Perempuan Yogyakarta peringati Hari Perempuan Internasional di Titik Nol (VIDEO)

id Perempuan aksi

Perempuan Yogyakarta peringati Hari Perempuan Internasional di Titik Nol (VIDEO)

Para aktivis dari berbagai aliansi perempuan di Yogyakarta menggelar aksi damai di Titik Nol Kilometer, Yogyakarta, Jumat sore, untuk memeringati Hari Perempuan Internasional 2019. (Foto Antara/Luqman Hakim)
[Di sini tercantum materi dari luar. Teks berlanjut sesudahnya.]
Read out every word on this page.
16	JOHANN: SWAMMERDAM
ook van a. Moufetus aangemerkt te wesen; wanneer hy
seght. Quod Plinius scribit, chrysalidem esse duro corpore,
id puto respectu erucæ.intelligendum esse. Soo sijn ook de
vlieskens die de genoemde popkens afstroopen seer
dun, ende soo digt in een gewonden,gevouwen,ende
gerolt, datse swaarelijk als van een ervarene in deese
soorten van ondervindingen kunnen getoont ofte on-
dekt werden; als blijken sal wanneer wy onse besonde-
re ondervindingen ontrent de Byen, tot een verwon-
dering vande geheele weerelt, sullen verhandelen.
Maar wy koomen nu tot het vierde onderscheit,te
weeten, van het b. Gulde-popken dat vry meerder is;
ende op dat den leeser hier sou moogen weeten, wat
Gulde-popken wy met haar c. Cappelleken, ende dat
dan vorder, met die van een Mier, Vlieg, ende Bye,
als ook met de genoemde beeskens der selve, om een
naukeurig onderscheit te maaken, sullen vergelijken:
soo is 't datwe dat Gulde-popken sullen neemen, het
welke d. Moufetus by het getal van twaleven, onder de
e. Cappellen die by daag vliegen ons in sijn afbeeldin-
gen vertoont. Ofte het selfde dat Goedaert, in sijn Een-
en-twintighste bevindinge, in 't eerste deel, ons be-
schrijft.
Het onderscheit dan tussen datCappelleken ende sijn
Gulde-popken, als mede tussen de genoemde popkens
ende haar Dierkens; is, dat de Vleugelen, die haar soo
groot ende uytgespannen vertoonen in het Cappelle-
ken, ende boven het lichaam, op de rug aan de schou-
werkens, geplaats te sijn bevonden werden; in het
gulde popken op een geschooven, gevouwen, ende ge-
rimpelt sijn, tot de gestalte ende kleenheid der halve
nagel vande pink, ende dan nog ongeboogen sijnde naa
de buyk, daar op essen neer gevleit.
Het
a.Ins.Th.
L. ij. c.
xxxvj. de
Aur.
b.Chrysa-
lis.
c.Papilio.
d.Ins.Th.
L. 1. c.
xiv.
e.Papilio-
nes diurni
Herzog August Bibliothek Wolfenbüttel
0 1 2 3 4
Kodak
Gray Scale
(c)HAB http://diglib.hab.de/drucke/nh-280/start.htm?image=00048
Yogyakarta (ANTARA) - Sejumlah aliansi perempuan di Yogyakarta menggelar aksi damai di Titik Nol Kilometer, Yogyakarta, Jumat sore, untuk memeringati Hari Perempuan Internasional 2019.

Berbagai aliansi itu di antaranya Jaringan Perempuan Yogyakarta (JPY), Lembaga Bantuan Hukum (LBH) Yogyakarta, Srikandi Universitas Gadjah Mada (UGM), Srikandi Universitas Islam Indonesia (UII), Himpunan Mahasiswa Islam (HMI), dan Ikatan Mahasiswa Muhammadiyah (IMM).

"Momentum seperti ini perlu dirayakan supaya perjuangan perempuan selalu ada terus menerus. Dia tidak berhenti di satu titik saja," kata Koordinator Umum Aksi Meila Nurul Fajriyah di sela aksi itu.

Para peserta aksi membentangkan sejumlah spanduk bertuliskan aneka tuntutan dan pernyataan seperti "Stop Kejahatan Seksual", "Segera Sahkan RUU P-KS", "Tubuhku Bukan Penjaga Iman", serta "Basmi Patriarki di Sana-sini".

Menurut Meila, permasalahan yang dihadapi kaum perempuan selalu ada, bahkan selalu berkembang dari waktu ke waktu mulai dari kekerasan seksual hingga diskriminasi hak mereka.

Ia mengatakan kekerasan seksual hingga saat ini masih menjadi momok serius yang kerap dan terus menimpa banyak perempuan di Indonesia.
 
Berdasarkan data Komnas Perempuan, tercatat sebanyak 406.178 kasus kekerasan terhadap perempuan yang dilaporkan dan ditangani selama 2018. Jumlah itu naik dari tahun sebelumnya yang mencapai 348.466 kasus.

"Tren kekerasan seksual masih cukup tinggi karena modelnya terus berkembang. Kalau dulu sebatas pemerkosaan dan KDRT, sekarang sudah masuk ke ranah internet dan media. Perempuan bisa terstigma dan tereksploitasi lewat media," kata Meila yang juga aktif di Divisi Penelitian LBH Yogyakarta ini.

Oleh sebab itu, melalui aksi itu, para aktivis perempuan Yogyakarta menuntut DPR RI segera mengesahkan Rancangan Undang-Undang (RUU) Penghapusan Kekerasan Seksual (RUU PKS).

Selain itu, lanjut dia, aksi itu juga menuntut perlindungan bagi para buruh perempuan baik buruh perusahaan, pembantu rumah tangga, hingga buruh gendong dalam bentuk Perda maupun UU. "Perlindungan tidak hanya menyangkut diri mereka tetapi juga perlindungan terhadap ekonomi mereka," kata dia.

Meila berharap setiap perempuan memiliki keberanian untuk memperjuangkan hak dan martabat mereka. Di manapun mereka berada, diharapkan memiliki kesadaran bahwa diri mereka bukanlah objek.

"Setiap perempuan memiliki ranah perjuangan masing-masing. Mereka yang berada di rumah, berjuang di rumah mereka, tetapi yang jelas memiliki satu tujuan dan kesamaan yakni untuk memperjuangkan martabat, hak, dan persamaan akses," kata dia.

Sementara itu, aktivis Jaringan Perempuan Yogyakarta (JPY) Ika Ayu mengatakan dalam berbagai kasus kekerasan terhadap perempuan, kerap kali pihak perempuan yang justru diminta untuk berbenah dan memperbaiki diri agar terhindar dari kekerasan seksual.

Menurut dia, stigma atau stereotip bahwa perempuan yang salah dalam kasus-kasus kekerasan seksual kerap muncul karena sistem hukum, serta sistem konstruksi sosial yang berkembang di masyarakat masih perlu diperbaiki.

"Jika stereotip atau stigma terhadap perempuan yang seperti itu dihapuskan, saya kira bisa memunculkan kekuatan bagi perempuan," kata Ika.